急に女扱いされても困る
永谷side

始めて見たとき、何故か妙に惹かれるものを感じた。ただこのときはまだ、恋だとかそういうものではなかったと思う。普通のマネージャーでも、普通の助っ人でもない。そう直感した。ただそれだけ。
1年は先輩たちとは別のメニューだと言われたとき、なめられていると思った。まだ入りたての1年は大会前の先輩の邪魔にしかならないと。
ゲームをしようと言われたとき、自分はコーチたちだけでなく目の前の女であるその人にもなめられていると思った。女でも勝てるのだと、馬鹿にされた気分だった。
そしてゲームを終えたとき、自分が感じたのはこれだと思った。他の奴らとは違う、真っ直ぐな強さ。力だとか技術だとかじゃなく、その人自信の強さ。

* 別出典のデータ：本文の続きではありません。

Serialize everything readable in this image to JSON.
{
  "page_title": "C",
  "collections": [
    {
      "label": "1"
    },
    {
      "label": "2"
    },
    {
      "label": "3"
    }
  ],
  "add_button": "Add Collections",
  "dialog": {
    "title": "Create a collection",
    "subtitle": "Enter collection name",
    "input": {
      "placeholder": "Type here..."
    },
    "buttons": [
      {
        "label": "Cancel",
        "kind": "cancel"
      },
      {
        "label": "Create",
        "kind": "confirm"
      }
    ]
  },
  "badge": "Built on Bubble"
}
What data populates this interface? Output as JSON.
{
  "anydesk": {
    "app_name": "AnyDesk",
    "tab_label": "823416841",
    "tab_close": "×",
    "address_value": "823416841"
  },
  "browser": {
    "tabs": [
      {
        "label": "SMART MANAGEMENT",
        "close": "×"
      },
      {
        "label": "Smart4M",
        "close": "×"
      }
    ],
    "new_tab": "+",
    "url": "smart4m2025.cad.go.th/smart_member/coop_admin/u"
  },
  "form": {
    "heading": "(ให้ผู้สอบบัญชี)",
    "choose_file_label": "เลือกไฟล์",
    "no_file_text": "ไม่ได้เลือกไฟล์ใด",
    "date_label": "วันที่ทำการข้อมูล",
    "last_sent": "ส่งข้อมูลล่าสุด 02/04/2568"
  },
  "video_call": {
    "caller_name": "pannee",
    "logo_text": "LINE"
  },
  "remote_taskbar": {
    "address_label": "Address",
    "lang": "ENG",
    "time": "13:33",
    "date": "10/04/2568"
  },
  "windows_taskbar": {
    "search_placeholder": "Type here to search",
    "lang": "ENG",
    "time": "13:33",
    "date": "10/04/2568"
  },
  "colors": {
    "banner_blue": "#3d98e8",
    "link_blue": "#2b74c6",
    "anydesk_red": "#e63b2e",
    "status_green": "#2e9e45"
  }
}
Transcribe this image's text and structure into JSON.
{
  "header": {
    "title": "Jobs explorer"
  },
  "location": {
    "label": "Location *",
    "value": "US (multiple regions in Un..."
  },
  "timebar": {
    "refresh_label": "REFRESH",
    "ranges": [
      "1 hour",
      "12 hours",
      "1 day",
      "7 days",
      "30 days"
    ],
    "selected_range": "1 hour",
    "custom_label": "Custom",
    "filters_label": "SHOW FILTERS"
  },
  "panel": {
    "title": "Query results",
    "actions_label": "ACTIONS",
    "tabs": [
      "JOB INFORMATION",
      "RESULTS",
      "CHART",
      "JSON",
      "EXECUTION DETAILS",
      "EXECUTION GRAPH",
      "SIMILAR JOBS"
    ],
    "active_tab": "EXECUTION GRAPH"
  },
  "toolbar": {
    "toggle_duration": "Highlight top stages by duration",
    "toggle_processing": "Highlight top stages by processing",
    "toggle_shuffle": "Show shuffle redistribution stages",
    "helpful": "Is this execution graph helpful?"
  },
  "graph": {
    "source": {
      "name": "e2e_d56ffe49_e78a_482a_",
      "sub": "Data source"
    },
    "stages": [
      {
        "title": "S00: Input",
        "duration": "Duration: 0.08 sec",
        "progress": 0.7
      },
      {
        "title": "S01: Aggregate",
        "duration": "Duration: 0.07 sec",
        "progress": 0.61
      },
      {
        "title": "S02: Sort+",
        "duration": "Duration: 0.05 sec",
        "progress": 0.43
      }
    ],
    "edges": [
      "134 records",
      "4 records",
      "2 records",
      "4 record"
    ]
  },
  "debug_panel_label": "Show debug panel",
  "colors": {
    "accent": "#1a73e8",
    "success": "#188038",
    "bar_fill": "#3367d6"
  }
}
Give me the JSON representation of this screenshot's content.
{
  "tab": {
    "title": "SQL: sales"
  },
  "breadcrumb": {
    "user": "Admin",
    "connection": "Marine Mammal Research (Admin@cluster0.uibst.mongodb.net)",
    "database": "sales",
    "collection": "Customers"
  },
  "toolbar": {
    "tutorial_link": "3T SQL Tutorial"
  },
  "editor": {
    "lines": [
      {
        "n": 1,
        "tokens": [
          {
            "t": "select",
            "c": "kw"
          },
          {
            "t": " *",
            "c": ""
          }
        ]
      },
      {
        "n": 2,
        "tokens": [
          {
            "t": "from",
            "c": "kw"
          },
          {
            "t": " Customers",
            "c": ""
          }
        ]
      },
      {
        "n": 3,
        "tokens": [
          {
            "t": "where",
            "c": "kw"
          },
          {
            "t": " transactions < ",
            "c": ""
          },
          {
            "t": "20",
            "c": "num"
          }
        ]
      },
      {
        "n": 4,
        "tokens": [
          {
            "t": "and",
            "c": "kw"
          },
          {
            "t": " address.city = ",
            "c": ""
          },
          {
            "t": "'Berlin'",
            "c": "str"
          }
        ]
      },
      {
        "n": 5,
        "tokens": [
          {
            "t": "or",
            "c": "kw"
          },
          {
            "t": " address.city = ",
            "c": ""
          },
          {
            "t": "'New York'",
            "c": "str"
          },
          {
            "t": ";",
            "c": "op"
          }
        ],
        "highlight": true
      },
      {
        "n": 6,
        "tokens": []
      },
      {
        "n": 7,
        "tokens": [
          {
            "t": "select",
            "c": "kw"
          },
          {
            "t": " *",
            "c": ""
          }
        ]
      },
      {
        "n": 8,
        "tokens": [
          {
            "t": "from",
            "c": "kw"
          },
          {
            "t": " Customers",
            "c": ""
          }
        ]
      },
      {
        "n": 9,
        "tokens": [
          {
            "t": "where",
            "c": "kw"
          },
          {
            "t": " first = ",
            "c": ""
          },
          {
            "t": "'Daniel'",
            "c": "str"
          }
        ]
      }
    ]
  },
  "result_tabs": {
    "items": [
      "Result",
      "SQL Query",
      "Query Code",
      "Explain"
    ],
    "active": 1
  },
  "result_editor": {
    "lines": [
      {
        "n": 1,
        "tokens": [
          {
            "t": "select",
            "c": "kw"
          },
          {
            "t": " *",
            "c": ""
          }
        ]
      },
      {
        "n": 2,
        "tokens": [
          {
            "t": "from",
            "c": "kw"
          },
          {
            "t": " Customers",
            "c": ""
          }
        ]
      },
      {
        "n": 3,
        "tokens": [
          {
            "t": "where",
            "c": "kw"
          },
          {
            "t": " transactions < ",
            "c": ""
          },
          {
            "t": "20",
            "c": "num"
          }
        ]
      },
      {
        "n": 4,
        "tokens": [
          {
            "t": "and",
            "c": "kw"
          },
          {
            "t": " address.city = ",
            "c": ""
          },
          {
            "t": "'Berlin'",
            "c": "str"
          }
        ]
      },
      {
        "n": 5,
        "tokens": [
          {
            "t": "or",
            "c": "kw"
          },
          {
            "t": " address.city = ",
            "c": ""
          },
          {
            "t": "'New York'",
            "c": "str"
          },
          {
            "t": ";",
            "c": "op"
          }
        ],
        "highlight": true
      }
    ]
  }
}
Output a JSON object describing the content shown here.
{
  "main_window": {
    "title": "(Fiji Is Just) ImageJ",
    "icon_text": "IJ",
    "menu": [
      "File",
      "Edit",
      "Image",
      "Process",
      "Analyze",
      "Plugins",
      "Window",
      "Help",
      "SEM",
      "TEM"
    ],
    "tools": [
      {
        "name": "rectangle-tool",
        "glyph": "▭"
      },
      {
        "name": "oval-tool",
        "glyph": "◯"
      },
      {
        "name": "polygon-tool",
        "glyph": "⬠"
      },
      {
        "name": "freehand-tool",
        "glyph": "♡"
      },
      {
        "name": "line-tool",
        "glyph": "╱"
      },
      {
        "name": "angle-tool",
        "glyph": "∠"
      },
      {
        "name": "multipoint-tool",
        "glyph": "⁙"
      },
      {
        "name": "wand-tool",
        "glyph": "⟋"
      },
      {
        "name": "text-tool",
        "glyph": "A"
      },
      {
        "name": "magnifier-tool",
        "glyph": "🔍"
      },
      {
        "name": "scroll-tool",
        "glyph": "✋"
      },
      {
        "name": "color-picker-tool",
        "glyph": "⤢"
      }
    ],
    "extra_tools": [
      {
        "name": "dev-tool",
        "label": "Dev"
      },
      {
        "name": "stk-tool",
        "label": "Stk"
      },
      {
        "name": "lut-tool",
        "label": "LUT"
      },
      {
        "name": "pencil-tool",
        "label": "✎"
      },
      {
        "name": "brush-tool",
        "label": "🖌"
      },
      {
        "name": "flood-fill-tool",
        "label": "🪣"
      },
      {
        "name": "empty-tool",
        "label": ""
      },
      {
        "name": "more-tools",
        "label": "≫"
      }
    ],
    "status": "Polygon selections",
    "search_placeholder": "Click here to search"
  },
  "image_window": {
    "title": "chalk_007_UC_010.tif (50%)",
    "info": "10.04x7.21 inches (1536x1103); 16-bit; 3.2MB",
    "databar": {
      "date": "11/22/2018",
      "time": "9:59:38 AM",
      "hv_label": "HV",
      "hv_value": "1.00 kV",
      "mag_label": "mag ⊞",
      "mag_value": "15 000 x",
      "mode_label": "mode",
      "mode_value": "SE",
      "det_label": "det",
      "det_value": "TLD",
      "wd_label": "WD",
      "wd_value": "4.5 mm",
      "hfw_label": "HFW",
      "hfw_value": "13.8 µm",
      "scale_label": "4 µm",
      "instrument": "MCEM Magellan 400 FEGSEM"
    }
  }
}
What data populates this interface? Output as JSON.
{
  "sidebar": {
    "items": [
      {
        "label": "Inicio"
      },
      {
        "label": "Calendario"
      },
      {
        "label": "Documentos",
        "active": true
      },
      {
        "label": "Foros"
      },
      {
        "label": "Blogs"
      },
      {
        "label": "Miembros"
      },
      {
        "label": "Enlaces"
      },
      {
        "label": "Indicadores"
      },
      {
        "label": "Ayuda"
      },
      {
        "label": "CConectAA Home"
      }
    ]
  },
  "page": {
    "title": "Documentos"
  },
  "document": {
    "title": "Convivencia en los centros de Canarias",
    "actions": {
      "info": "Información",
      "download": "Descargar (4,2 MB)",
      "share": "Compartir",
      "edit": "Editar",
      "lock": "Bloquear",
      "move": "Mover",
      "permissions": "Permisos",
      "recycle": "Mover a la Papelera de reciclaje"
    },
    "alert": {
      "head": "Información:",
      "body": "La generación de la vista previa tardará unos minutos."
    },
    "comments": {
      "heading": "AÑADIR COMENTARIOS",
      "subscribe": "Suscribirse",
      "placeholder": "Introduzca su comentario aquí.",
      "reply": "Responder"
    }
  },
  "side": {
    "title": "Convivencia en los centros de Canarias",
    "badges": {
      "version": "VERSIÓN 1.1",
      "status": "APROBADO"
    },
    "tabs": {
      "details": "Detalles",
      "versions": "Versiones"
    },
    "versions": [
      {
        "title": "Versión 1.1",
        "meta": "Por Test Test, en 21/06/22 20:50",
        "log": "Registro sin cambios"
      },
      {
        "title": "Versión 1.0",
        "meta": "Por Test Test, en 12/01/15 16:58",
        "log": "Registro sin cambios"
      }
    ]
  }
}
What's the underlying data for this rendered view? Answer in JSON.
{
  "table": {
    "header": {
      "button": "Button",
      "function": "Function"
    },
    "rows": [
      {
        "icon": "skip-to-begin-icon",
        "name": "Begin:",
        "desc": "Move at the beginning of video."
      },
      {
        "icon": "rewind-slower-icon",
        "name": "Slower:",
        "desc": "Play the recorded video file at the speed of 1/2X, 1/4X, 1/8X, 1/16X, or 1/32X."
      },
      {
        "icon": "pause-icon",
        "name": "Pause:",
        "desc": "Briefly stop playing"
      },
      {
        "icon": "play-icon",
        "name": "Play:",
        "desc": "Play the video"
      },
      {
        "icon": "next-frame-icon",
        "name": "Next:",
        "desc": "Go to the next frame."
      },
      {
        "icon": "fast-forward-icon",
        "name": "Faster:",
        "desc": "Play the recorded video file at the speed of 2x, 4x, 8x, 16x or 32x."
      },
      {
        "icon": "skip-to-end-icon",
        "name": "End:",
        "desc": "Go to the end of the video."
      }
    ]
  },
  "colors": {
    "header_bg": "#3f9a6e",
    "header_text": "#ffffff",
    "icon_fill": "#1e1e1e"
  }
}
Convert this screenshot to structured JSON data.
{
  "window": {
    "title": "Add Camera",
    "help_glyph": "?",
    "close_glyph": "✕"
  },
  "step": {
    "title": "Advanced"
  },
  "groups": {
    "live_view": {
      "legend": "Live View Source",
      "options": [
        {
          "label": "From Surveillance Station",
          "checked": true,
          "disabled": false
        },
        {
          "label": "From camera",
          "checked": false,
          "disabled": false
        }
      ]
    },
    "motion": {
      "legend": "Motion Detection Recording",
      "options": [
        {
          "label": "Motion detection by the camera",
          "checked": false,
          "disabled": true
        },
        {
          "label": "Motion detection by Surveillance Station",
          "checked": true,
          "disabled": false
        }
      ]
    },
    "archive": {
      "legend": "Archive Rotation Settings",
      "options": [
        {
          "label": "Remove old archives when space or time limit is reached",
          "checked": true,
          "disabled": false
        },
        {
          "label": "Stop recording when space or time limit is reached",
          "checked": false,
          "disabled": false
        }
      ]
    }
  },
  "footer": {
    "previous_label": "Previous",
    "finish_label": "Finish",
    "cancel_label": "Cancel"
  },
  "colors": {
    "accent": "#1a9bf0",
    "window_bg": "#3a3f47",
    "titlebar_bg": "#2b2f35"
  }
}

他の学校の体育館より少し低めの天井にギリギリ届かない高さまで上がったボールを俺が見上げるような高さまで飛び、宙で掴むこともなくさして力を入れることもなく、下から押し出すようにしてボールに触れた。ボールは大きな弧を描き、吸い込まれるように真っ直ぐゴールに入る。
ただ俺の視線は、ボールではなくそれをゴールへ送り出した本人を追っていた。
綺麗だ。何故かその言葉が胸にすとんと落ちた。
変な意地のようなもので告白したものの、今思えばこのときはまだその感情を受け入れきれていなかったのだと思う。そうでなければ、またこうして惚れていない。二度も同じ人に惚れるだとかわけわからないし。